Firstly, the drums had a quick tune and maintenance to ensure there were no rattles or hums. This can be a nightmare to EQ out. It’s just best to get the sound source as good sounding as possible before you press the record button – none of this ‘fix-it-in-the-mix’ nonsense, which I’ve learnt recently is audio engineering suicide. Additionally, it’s also a smart move to have your drums in tune with one another. Especially when it comes to toms and the snare. You want the bottom skin to be resonating harmonics that have an ear pleasing relationship with the fundamental tone of the skin that gets hit. You could even do what engineer Eric Valentine does, which is to tune the kit to the key of the song.
Secondly, it’s all about microphone choice and placement. I’ve blogged about this before, that I believe the sound source, mic choice and placement are the three most important factors in recording. This is especially true for drum recordings of any kind. The mics we used were the classic AKG C414’s which are all round cracking mics for almost anything. From vocals, to a horn section, or OHs for drums/piano, the C414s will deliver decent results if used correctly, obviously!

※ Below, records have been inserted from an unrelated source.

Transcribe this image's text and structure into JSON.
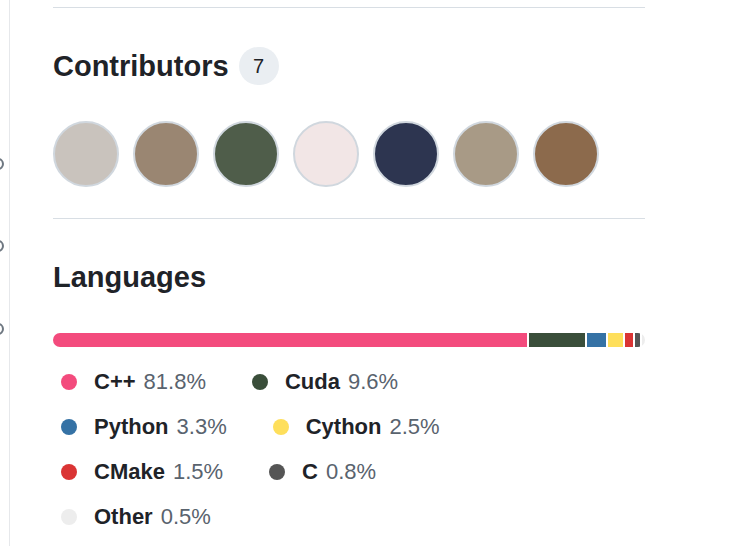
{
  "contributors": {
    "title": "Contributors",
    "count": "7",
    "avatars": [
      {
        "color": "#c9c3bd"
      },
      {
        "color": "#9a8672"
      },
      {
        "color": "#4f5d4a"
      },
      {
        "color": "#f2e6e6"
      },
      {
        "color": "#2d3550"
      },
      {
        "color": "#a89a86"
      },
      {
        "color": "#8c6a4c"
      }
    ]
  },
  "languages": {
    "title": "Languages",
    "items": [
      {
        "name": "C++",
        "percent": "81.8%",
        "level": 0.818,
        "color": "#f34b7d"
      },
      {
        "name": "Cuda",
        "percent": "9.6%",
        "level": 0.096,
        "color": "#3a4e3a"
      },
      {
        "name": "Python",
        "percent": "3.3%",
        "level": 0.033,
        "color": "#3572a5"
      },
      {
        "name": "Cython",
        "percent": "2.5%",
        "level": 0.025,
        "color": "#fedf5b"
      },
      {
        "name": "CMake",
        "percent": "1.5%",
        "level": 0.015,
        "color": "#da3434"
      },
      {
        "name": "C",
        "percent": "0.8%",
        "level": 0.008,
        "color": "#555555"
      },
      {
        "name": "Other",
        "percent": "0.5%",
        "level": 0.005,
        "color": "#ededed"
      }
    ]
  }
}
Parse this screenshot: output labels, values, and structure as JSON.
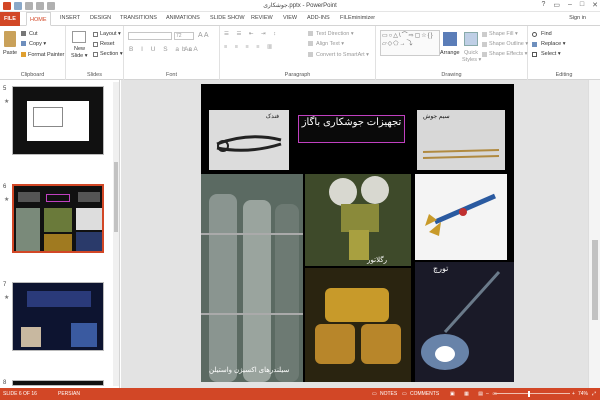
{
  "window": {
    "title": "جوشکاری.pptx - PowerPoint",
    "controls": [
      "?",
      "▭",
      "–",
      "□",
      "✕"
    ]
  },
  "tabs": {
    "file": "FILE",
    "home": "HOME",
    "insert": "INSERT",
    "design": "DESIGN",
    "transitions": "TRANSITIONS",
    "animations": "ANIMATIONS",
    "slideshow": "SLIDE SHOW",
    "review": "REVIEW",
    "view": "VIEW",
    "addins": "ADD-INS",
    "fileminimizer": "FILEminimizer",
    "signin": "Sign in"
  },
  "clipboard": {
    "paste": "Paste",
    "cut": "Cut",
    "copy": "Copy ▾",
    "format_painter": "Format Painter",
    "label": "Clipboard"
  },
  "slides": {
    "new_slide": "New",
    "new_slide2": "Slide ▾",
    "layout": "Layout ▾",
    "reset": "Reset",
    "section": "Section ▾",
    "label": "Slides"
  },
  "font": {
    "size": "72",
    "label": "Font"
  },
  "paragraph": {
    "text_direction": "Text Direction ▾",
    "align_text": "Align Text ▾",
    "smartart": "Convert to SmartArt ▾",
    "label": "Paragraph"
  },
  "drawing": {
    "arrange": "Arrange",
    "quick_styles": "Quick",
    "quick_styles2": "Styles ▾",
    "shape_fill": "Shape Fill ▾",
    "shape_outline": "Shape Outline ▾",
    "shape_effects": "Shape Effects ▾",
    "label": "Drawing"
  },
  "editing": {
    "find": "Find",
    "replace": "Replace ▾",
    "select": "Select ▾",
    "label": "Editing"
  },
  "thumbnails": [
    {
      "num": "5"
    },
    {
      "num": "6"
    },
    {
      "num": "7"
    },
    {
      "num": "8"
    }
  ],
  "slide": {
    "title": "تجهیزات جوشکاری باگاز",
    "labels": {
      "tongs": "فندک",
      "wire": "سیم جوش",
      "regulator": "رگلاتور",
      "torch": "تورچ",
      "cylinders": "سیلندرهای اکسیژن واستیلن"
    }
  },
  "status": {
    "slide": "SLIDE 6 OF 16",
    "language": "PERSIAN",
    "notes": "NOTES",
    "comments": "COMMENTS",
    "zoom": "74%"
  }
}
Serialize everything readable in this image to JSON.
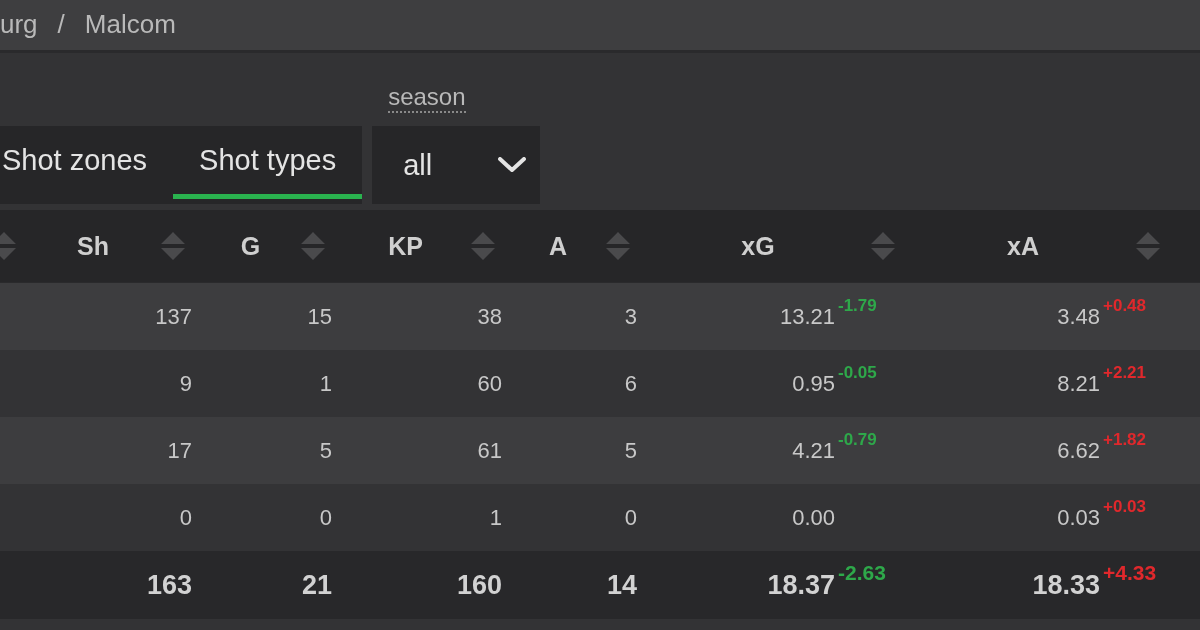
{
  "breadcrumb": {
    "items": [
      {
        "label": "urg"
      },
      {
        "label": "Malcom"
      }
    ],
    "separator": "/"
  },
  "filters": {
    "tabs": [
      {
        "label": "Shot zones",
        "selected": false
      },
      {
        "label": "Shot types",
        "selected": true
      }
    ],
    "season": {
      "label": "season",
      "value": "all"
    }
  },
  "table": {
    "columns": [
      {
        "label": "Sh"
      },
      {
        "label": "G"
      },
      {
        "label": "KP"
      },
      {
        "label": "A"
      },
      {
        "label": "xG"
      },
      {
        "label": "xA"
      }
    ],
    "rows": [
      {
        "cells": [
          {
            "value": "137"
          },
          {
            "value": "15"
          },
          {
            "value": "38"
          },
          {
            "value": "3"
          },
          {
            "value": "13.21",
            "delta": {
              "text": "-1.79",
              "color": "#2ea84a"
            }
          },
          {
            "value": "3.48",
            "delta": {
              "text": "+0.48",
              "color": "#e0282c"
            }
          }
        ]
      },
      {
        "cells": [
          {
            "value": "9"
          },
          {
            "value": "1"
          },
          {
            "value": "60"
          },
          {
            "value": "6"
          },
          {
            "value": "0.95",
            "delta": {
              "text": "-0.05",
              "color": "#2ea84a"
            }
          },
          {
            "value": "8.21",
            "delta": {
              "text": "+2.21",
              "color": "#e0282c"
            }
          }
        ]
      },
      {
        "cells": [
          {
            "value": "17"
          },
          {
            "value": "5"
          },
          {
            "value": "61"
          },
          {
            "value": "5"
          },
          {
            "value": "4.21",
            "delta": {
              "text": "-0.79",
              "color": "#2ea84a"
            }
          },
          {
            "value": "6.62",
            "delta": {
              "text": "+1.82",
              "color": "#e0282c"
            }
          }
        ]
      },
      {
        "cells": [
          {
            "value": "0"
          },
          {
            "value": "0"
          },
          {
            "value": "1"
          },
          {
            "value": "0"
          },
          {
            "value": "0.00"
          },
          {
            "value": "0.03",
            "delta": {
              "text": "+0.03",
              "color": "#e0282c"
            }
          }
        ]
      }
    ],
    "total": {
      "cells": [
        {
          "value": "163"
        },
        {
          "value": "21"
        },
        {
          "value": "160"
        },
        {
          "value": "14"
        },
        {
          "value": "18.37",
          "delta": {
            "text": "-2.63",
            "color": "#2ea84a"
          }
        },
        {
          "value": "18.33",
          "delta": {
            "text": "+4.33",
            "color": "#e0282c"
          }
        }
      ]
    }
  }
}
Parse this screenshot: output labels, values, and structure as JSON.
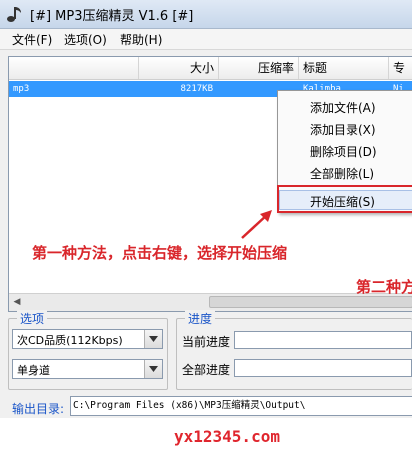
{
  "window": {
    "title": "[#] MP3压缩精灵 V1.6 [#]",
    "icon": "music-note-icon"
  },
  "menubar": {
    "items": [
      {
        "label": "文件(F)"
      },
      {
        "label": "选项(O)"
      },
      {
        "label": "帮助(H)"
      }
    ]
  },
  "file_list": {
    "columns": [
      "",
      "大小",
      "压缩率",
      "标题",
      "专"
    ],
    "rows": [
      {
        "name": "mp3",
        "size": "8217KB",
        "ratio": "",
        "title": "Kalimba",
        "extra": "Ni"
      }
    ]
  },
  "context_menu": {
    "items": [
      {
        "label": "添加文件(A)"
      },
      {
        "label": "添加目录(X)"
      },
      {
        "label": "删除项目(D)"
      },
      {
        "label": "全部删除(L)"
      },
      {
        "label": "开始压缩(S)"
      }
    ],
    "highlighted_index": 4
  },
  "annotation": {
    "text": "第一种方法，点击右键，选择开始压缩",
    "text2": "第二种方",
    "color": "#d9262b"
  },
  "options": {
    "title": "选项",
    "quality": "次CD品质(112Kbps)",
    "channel": "单身道"
  },
  "progress": {
    "title": "进度",
    "current_label": "当前进度",
    "total_label": "全部进度"
  },
  "output": {
    "label": "输出目录:",
    "path": "C:\\Program Files (x86)\\MP3压缩精灵\\Output\\"
  },
  "watermark": {
    "text": "yx12345.com"
  },
  "colors": {
    "selection": "#3399ff",
    "group_title": "#1a55c8",
    "annotation": "#d9262b"
  }
}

The whole process from tuning drums to recording a quick demo of our results only took around 45 minutes to do. This is rapid work, and so very useful for demo recordings where you just need to track drums fast but still hold some sonic value! Although, if you just want that kind of ‘open’ drum sound rather than the precise close mic every nut, bolt and skin on the kit sound, then this method is a great way to go.